When data is processed by logic written in lambdas they are predictable, consistent and free from resource onus. Considerations such as where the logic is deployed, how it is hosted, the topology of the resources and the chores that go with maintaining it are no longer weighing on the developer. Even the business owners appreciate when their logic is no longer held ransom to technology, infrastructure or vendors. Furthermore, with the organization or re-organization of code by way of delegates and expression trees in addition to and not excluding the well accepted object-oriented programming concepts, the business is now able to move swiftly to the market to deliver new and better proposals.
It is also important to observe here that data technologies and processing are never in vacuum. They work within the parameters of their ecosystem by way of feedback cycle. Lambda expressions have lately demonstrated acceptance even in the cloud computing world in the form of serverless computing.

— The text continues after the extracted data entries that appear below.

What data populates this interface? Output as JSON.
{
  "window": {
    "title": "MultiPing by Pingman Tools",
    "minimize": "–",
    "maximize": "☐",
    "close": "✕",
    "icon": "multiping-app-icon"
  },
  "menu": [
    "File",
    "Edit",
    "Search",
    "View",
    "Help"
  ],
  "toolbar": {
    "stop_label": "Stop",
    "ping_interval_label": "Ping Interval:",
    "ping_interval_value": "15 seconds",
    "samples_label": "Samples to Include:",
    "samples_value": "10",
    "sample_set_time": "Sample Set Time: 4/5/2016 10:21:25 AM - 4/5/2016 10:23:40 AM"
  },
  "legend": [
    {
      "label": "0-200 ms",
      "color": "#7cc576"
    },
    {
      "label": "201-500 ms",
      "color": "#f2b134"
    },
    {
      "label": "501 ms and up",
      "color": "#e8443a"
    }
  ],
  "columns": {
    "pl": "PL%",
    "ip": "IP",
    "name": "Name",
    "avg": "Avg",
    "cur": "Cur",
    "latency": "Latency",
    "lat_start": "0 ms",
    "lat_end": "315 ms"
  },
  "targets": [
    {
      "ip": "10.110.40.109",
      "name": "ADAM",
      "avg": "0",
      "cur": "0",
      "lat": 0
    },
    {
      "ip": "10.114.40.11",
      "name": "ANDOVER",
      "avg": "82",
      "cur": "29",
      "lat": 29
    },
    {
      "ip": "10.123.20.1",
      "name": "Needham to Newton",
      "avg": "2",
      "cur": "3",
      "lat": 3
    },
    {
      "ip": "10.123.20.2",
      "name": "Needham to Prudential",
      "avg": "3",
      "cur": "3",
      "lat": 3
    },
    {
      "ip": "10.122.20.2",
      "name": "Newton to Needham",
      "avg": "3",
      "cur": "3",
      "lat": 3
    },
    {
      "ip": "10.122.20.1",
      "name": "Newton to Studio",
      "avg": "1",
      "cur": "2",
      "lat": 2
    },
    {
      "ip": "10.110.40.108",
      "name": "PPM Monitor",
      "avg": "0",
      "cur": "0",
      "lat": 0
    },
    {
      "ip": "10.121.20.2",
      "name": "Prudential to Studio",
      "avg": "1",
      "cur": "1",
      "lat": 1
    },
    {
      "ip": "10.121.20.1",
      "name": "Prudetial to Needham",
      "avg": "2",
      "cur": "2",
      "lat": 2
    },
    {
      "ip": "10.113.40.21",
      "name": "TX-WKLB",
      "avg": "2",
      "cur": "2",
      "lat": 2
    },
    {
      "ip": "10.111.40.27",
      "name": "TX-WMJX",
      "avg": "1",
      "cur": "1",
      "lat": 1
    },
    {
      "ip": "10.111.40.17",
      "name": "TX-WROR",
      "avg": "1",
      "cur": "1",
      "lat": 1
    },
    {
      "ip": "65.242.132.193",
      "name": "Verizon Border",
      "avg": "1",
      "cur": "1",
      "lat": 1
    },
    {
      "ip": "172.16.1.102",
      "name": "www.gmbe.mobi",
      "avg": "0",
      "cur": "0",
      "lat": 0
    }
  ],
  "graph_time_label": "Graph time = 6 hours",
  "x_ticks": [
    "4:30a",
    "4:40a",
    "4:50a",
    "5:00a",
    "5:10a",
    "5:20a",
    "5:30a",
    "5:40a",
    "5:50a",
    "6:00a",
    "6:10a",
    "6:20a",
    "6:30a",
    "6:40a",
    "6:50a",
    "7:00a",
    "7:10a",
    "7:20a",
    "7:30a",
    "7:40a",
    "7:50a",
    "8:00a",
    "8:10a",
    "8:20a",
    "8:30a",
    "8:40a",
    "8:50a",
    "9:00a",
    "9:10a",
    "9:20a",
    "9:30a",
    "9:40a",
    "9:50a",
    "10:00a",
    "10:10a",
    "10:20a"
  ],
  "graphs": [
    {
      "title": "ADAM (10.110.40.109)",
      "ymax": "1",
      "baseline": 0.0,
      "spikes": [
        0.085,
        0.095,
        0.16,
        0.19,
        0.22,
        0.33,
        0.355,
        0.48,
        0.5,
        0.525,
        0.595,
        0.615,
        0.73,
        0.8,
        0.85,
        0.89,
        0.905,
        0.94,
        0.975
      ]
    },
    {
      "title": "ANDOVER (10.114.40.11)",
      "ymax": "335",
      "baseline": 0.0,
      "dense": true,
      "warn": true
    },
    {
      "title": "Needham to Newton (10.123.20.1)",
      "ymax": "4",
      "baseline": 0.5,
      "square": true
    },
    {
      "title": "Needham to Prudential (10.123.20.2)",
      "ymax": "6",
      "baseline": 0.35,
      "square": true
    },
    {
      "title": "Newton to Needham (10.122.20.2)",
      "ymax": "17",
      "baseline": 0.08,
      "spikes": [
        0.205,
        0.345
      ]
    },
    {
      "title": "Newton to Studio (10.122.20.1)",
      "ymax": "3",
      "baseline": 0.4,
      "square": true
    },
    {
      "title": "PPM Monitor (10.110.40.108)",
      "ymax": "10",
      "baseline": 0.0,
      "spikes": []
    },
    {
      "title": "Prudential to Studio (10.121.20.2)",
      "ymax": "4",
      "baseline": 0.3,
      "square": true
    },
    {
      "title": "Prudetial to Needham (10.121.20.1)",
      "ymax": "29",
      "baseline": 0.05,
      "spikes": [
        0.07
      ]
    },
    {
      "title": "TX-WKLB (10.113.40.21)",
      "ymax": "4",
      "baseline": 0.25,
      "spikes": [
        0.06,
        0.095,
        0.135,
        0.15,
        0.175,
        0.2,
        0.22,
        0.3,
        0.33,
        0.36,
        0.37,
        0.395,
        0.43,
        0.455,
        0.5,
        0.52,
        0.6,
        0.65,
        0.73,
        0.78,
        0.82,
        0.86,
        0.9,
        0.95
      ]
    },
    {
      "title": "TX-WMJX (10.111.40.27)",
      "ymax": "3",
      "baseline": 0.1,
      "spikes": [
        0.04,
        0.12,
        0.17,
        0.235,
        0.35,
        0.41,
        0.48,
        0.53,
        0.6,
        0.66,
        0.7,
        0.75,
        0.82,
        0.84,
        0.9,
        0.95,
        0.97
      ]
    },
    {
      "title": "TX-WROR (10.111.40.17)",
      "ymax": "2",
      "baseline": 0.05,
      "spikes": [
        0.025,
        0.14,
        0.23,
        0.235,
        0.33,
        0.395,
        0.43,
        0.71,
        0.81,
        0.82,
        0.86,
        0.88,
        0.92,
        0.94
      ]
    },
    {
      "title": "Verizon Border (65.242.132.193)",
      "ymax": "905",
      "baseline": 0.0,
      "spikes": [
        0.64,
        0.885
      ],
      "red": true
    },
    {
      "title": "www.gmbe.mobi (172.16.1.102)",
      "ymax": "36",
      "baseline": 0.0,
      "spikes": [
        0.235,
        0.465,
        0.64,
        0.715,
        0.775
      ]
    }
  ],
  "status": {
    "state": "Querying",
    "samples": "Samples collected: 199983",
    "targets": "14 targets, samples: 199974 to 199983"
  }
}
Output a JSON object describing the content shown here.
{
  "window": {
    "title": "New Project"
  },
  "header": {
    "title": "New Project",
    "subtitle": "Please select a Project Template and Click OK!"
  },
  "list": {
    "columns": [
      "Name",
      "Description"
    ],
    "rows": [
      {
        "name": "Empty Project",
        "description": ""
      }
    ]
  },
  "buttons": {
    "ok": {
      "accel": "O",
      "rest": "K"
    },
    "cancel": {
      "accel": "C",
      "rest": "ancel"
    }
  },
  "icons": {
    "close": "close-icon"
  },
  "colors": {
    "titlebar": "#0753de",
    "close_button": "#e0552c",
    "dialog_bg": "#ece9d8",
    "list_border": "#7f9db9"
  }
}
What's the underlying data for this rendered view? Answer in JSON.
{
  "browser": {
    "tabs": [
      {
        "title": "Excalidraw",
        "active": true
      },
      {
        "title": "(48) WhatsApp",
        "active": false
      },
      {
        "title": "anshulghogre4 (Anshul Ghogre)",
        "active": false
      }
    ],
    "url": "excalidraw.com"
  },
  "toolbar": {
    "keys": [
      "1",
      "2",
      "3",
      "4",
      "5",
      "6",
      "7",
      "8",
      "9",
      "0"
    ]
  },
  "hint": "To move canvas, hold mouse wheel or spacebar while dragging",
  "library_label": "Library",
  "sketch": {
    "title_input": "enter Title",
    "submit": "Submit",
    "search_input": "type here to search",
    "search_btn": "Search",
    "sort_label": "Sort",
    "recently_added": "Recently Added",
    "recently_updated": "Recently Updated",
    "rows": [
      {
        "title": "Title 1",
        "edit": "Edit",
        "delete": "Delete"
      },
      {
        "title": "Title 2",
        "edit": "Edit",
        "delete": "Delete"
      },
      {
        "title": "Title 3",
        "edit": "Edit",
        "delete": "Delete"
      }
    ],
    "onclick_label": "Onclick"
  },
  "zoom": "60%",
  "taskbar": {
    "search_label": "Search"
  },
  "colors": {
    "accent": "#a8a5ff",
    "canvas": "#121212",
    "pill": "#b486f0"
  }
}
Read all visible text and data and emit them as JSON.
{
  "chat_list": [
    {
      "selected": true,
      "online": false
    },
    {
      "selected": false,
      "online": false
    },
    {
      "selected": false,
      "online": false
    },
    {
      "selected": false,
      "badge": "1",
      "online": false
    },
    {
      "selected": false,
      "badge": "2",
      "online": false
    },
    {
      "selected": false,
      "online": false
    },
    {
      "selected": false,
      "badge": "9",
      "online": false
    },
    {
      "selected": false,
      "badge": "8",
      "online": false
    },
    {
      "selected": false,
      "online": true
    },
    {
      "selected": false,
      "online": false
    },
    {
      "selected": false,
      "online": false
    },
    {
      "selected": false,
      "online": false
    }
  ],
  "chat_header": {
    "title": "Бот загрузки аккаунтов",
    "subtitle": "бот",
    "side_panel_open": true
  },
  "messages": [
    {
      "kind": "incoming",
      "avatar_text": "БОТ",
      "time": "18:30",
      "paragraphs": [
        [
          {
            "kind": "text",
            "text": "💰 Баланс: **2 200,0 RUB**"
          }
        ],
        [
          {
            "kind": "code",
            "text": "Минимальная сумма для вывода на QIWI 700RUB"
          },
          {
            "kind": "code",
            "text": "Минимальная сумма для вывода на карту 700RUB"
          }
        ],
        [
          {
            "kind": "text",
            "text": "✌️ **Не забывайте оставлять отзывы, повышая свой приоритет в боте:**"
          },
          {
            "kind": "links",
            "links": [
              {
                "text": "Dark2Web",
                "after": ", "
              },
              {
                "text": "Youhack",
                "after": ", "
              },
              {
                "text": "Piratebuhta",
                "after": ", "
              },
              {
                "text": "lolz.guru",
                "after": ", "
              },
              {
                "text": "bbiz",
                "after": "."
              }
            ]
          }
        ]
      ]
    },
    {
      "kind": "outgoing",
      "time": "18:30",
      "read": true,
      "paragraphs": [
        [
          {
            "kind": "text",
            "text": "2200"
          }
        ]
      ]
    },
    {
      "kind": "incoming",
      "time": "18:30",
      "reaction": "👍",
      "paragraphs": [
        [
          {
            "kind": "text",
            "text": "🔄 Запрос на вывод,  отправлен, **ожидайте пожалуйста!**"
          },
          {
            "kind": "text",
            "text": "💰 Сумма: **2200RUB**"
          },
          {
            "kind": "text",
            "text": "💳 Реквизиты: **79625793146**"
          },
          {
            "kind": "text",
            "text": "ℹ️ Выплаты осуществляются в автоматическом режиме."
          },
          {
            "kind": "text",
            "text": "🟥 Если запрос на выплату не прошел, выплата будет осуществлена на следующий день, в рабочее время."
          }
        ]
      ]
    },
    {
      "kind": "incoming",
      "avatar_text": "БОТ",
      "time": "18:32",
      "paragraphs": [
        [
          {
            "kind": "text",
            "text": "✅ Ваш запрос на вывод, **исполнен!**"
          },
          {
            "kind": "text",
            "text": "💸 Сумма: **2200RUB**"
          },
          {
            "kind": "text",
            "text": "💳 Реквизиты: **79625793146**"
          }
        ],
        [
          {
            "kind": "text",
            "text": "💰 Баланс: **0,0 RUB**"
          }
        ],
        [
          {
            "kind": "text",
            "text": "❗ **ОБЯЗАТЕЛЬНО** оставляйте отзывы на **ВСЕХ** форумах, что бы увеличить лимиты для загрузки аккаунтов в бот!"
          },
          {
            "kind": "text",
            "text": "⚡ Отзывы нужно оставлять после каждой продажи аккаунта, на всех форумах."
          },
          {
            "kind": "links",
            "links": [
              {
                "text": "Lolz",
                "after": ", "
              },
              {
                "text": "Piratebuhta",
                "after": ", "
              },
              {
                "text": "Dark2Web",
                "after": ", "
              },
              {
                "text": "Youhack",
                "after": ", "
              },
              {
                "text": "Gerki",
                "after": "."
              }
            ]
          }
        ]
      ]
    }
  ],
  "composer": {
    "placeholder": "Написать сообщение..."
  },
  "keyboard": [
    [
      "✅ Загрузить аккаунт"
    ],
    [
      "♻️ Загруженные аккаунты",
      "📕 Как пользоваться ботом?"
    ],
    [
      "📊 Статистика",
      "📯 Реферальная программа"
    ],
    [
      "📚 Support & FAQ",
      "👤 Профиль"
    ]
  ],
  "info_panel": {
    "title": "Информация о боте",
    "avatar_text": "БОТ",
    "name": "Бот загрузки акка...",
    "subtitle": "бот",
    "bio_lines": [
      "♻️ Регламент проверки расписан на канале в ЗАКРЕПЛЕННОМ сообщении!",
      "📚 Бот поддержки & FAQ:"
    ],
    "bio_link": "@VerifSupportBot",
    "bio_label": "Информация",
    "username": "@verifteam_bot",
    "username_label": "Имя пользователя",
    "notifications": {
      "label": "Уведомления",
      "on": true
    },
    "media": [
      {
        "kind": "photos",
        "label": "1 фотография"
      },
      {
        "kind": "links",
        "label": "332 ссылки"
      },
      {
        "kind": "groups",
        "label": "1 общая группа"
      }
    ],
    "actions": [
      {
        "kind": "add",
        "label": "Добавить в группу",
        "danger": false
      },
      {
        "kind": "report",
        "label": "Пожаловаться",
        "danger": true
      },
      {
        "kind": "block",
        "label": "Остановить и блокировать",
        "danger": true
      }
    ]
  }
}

In a database, the query optimizer something very similar to this. It decides the set of tree transformations that are applied to the abstract syntax tree after it has been annotated and bound. These transformations include choosing join order, rewriting selects etc. It not only chooses the order in which the operations are applied but it also introduces new operators. Therefore it seems a good candidate for what we have described above.
It’s important to note the distinction between database and serverless this way. One tries to push the computations as close to the data as possible while the other tried to distance the computations from the resources used. Traditionally databases have required to scale up at least for online processing while the alternatives have gone for scale out via batch oriented. Databases have required large memory and continued to take up as much memory as added. The alternatives have distributed the computations via commodity servers
#codingexercise
Yesterday we were given three sorted arrays and we wanted to find one element from each array such that they are closest to each other. One of the ways to do this was explained this way: We could also traverse all three arrays while keeping track of maximum and minimum difference encountered with the candidate set of three elements. We traverse by choosing one element at a time in any one array by incrementing the index of the array with the minimum value.
By advancing only the minimum element, we make sure the sweep is progressive and exhaustive.
We don't have to sweep for mode that spans all three arrays because we are guaranteed that the maximum and minimum difference between the three identical elements will be zero. For every such occurrence, we then count the number of identical elements in each array.